Portée à la sagacité de la justice ghanéenne sur instruction des autorités de l’époque, l’affaire Katinan


suit toujours son cours. Ainsi, si celui-ci devait être extradé, ce serait au regard d’une décision de justice. Dans les cas de Jean Yves Dibopieu et Jean Noel Abehi, la communauté ivoirienne en exil au Ghana se dit très choquée de la tournure prise par les événements. Elle ne s’explique toujours pas pourquoi ces deux personnalités ont été déportées en catimini et manu militari vers Abidjan par les services de police ghanéens. D’autant plus que non seulement il n’existe pas d’accord d’extradition entre la Cote d’Ivoire et le Ghana, mais comme l’affirmaient fort judicieusement les avocats du ministre Katinan, il «existe en la matière la suprématie de la Convention de l’UEMOA sur les refugiés politiques». Les susnommés et toute personne dans la même situation ne sauraient par conséquent
être traités avec autant de mépris et de désinvolture, comme si force n’était plus à la loi.

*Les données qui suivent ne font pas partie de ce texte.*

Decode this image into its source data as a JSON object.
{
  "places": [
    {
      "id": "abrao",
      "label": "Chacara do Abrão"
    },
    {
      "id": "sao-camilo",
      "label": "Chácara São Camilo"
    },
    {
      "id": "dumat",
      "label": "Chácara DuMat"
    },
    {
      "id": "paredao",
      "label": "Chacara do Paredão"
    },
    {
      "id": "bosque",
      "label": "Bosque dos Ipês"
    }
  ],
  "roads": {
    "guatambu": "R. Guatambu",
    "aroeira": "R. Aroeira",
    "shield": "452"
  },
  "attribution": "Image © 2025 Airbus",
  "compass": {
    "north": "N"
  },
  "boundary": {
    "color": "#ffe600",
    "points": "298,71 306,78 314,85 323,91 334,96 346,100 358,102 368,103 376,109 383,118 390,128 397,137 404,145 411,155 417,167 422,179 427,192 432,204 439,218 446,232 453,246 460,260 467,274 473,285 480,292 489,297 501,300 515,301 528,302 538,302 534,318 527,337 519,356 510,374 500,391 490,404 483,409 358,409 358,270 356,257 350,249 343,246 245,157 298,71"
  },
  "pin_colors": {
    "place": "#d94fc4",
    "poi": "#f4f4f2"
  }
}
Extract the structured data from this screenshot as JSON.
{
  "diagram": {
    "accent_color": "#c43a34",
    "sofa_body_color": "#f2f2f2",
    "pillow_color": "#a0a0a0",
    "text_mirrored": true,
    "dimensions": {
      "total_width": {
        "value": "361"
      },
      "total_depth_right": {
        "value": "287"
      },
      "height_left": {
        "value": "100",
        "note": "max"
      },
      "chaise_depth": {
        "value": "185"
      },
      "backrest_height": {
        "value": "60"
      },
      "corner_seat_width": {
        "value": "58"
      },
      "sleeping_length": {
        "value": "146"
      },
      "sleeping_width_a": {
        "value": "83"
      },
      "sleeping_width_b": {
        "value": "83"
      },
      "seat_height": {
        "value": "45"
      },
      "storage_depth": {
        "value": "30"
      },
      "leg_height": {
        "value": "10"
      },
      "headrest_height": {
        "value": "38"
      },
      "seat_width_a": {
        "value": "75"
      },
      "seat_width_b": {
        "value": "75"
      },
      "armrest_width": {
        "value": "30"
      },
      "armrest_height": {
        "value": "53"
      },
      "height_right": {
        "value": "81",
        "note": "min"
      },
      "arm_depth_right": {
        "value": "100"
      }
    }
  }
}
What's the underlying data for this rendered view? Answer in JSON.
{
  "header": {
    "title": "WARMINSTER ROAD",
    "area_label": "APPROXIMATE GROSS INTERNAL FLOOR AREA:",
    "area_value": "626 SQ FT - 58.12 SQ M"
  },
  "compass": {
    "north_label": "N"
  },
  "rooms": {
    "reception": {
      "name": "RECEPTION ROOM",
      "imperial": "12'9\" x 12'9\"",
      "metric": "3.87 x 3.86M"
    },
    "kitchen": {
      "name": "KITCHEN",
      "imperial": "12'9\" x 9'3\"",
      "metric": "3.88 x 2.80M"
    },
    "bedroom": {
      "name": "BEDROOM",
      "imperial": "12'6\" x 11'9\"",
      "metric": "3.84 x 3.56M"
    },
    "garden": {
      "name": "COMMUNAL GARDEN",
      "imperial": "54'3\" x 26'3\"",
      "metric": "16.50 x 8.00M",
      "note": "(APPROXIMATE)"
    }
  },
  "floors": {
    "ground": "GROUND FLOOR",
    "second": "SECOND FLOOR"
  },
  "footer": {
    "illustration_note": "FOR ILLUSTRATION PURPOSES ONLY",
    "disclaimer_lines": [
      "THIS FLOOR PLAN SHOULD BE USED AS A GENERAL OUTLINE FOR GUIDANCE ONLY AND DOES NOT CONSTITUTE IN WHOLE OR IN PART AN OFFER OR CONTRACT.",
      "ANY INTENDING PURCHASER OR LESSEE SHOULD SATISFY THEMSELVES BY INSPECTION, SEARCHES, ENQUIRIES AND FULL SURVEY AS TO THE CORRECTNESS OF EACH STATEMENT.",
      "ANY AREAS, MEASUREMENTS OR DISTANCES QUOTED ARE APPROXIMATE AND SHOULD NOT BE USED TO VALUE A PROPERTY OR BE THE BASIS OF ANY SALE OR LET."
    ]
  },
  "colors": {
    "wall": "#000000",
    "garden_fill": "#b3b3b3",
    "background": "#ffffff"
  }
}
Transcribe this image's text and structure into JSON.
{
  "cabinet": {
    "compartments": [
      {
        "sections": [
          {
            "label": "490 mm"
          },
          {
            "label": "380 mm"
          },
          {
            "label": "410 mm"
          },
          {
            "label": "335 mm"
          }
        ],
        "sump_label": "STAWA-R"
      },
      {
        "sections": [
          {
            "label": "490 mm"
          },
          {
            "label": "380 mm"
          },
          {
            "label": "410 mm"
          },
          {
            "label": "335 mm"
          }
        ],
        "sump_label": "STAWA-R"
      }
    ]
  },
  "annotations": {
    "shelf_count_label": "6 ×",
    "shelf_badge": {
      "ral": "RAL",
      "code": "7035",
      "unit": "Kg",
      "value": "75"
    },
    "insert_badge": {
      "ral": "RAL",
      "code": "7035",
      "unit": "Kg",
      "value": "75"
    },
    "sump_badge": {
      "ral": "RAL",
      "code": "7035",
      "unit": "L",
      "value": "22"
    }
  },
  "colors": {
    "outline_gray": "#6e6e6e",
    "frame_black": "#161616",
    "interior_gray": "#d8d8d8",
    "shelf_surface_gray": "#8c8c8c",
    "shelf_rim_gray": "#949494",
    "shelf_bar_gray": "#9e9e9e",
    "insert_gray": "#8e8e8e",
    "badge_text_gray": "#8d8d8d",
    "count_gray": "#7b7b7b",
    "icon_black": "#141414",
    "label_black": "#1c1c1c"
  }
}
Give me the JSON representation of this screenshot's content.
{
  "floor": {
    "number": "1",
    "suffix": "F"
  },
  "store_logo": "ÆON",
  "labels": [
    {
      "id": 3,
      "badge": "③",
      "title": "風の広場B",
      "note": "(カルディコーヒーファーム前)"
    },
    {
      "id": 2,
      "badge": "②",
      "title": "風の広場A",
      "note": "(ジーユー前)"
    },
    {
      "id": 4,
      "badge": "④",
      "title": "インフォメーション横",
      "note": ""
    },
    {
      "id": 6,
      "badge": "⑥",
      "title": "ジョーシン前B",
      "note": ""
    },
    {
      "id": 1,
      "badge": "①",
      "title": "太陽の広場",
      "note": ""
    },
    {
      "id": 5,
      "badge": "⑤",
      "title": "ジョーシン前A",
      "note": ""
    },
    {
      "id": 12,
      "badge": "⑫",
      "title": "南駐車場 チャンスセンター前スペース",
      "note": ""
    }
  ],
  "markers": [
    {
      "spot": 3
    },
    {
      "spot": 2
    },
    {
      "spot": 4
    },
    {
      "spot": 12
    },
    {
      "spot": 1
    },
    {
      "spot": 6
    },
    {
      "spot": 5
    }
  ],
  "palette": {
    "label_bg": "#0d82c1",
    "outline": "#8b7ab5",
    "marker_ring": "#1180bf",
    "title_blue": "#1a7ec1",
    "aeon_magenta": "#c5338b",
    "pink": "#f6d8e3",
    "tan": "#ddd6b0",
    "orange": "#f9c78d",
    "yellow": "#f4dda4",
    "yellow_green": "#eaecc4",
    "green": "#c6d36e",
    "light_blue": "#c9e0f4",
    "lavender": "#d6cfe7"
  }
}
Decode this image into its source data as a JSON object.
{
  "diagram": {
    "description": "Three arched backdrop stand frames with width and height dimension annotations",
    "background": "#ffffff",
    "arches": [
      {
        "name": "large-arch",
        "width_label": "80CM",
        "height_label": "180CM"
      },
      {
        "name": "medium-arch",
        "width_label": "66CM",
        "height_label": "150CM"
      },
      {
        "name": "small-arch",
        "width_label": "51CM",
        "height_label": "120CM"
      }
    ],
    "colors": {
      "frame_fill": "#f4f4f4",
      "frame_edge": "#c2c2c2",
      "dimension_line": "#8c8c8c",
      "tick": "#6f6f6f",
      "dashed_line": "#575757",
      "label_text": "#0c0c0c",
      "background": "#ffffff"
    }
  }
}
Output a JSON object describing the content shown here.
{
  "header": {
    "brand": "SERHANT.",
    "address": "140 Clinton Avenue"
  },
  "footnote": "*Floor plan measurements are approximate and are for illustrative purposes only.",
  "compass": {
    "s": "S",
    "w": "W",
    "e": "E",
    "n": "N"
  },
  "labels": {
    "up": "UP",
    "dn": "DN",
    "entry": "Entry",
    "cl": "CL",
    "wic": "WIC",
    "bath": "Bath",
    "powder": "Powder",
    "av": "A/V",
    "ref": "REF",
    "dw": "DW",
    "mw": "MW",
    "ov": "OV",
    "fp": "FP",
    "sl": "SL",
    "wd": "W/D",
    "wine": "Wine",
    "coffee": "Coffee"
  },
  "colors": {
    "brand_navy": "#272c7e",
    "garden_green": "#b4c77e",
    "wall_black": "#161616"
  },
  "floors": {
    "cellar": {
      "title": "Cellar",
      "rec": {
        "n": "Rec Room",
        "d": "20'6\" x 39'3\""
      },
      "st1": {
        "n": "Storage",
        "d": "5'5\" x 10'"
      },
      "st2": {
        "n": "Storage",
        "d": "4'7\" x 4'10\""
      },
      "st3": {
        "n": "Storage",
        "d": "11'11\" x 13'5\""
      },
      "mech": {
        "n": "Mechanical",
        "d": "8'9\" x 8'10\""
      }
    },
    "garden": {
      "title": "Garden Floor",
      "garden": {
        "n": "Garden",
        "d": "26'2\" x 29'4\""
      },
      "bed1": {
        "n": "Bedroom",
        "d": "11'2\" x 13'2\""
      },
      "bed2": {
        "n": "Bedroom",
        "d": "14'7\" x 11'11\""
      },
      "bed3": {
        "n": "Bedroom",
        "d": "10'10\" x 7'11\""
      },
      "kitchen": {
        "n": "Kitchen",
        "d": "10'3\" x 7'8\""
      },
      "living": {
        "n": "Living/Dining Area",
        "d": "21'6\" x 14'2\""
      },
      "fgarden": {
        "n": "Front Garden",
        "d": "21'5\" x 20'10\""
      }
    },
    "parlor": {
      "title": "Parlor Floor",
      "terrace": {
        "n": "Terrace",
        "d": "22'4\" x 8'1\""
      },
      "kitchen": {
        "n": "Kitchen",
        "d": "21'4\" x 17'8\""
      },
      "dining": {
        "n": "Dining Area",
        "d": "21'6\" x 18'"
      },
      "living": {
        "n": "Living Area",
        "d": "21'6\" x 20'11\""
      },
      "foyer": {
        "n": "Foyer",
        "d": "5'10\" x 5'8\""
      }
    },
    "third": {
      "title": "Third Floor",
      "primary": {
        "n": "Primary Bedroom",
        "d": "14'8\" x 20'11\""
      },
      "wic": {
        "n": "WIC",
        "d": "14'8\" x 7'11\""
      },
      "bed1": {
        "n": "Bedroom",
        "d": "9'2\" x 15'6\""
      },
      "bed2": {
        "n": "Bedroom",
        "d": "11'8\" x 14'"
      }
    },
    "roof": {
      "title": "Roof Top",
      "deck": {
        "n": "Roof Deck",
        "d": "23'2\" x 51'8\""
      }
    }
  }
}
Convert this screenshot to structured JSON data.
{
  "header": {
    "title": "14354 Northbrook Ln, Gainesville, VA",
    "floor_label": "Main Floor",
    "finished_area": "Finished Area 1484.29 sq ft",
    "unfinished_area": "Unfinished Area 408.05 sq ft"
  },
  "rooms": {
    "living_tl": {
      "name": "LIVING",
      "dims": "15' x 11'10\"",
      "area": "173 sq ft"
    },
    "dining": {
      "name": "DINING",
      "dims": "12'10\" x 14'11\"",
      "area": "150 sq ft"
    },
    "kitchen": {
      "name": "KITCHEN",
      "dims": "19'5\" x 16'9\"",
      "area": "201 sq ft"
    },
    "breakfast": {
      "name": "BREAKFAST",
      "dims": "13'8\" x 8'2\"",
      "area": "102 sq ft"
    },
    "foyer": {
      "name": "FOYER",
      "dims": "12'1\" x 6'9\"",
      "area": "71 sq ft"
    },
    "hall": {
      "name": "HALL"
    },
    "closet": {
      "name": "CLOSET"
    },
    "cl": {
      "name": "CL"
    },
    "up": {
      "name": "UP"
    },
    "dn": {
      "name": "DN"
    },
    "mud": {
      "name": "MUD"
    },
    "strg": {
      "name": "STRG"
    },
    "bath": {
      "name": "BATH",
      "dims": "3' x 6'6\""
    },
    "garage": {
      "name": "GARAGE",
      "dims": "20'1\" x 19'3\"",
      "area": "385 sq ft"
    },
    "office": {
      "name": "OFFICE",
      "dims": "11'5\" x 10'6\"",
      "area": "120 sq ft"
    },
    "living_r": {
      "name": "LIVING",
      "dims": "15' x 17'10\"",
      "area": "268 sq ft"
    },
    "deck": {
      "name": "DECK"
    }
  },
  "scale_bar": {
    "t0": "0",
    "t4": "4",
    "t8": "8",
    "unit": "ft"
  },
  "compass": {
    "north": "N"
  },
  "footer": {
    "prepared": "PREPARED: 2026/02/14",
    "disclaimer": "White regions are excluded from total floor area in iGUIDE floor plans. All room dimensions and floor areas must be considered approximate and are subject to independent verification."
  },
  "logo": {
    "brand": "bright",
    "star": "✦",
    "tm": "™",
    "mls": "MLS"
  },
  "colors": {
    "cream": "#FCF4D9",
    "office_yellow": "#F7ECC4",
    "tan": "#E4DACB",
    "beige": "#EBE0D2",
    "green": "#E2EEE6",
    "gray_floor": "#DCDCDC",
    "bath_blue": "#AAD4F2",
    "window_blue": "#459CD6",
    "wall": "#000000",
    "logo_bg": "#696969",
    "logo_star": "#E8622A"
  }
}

Aujourd’hui, les refugiés Ivoiriens désemparés, ne savent plus quelle attitude adopter face à un pouvoir qui semble avoir choisi le parti du non droit et de la compromission. Erigeant le kidnapping et les déportations tous azimuts en mode de gestion du pouvoir d’Etat…Pour le plus grand bonheur des tenants du pouvoir d’Abidjan. Comme si le régime Mahama voulait faire savoir aux uns et aux autres que désormais, il optait pour un deal politique avec son voisin ivoirien, et non pour l’Etat de droit.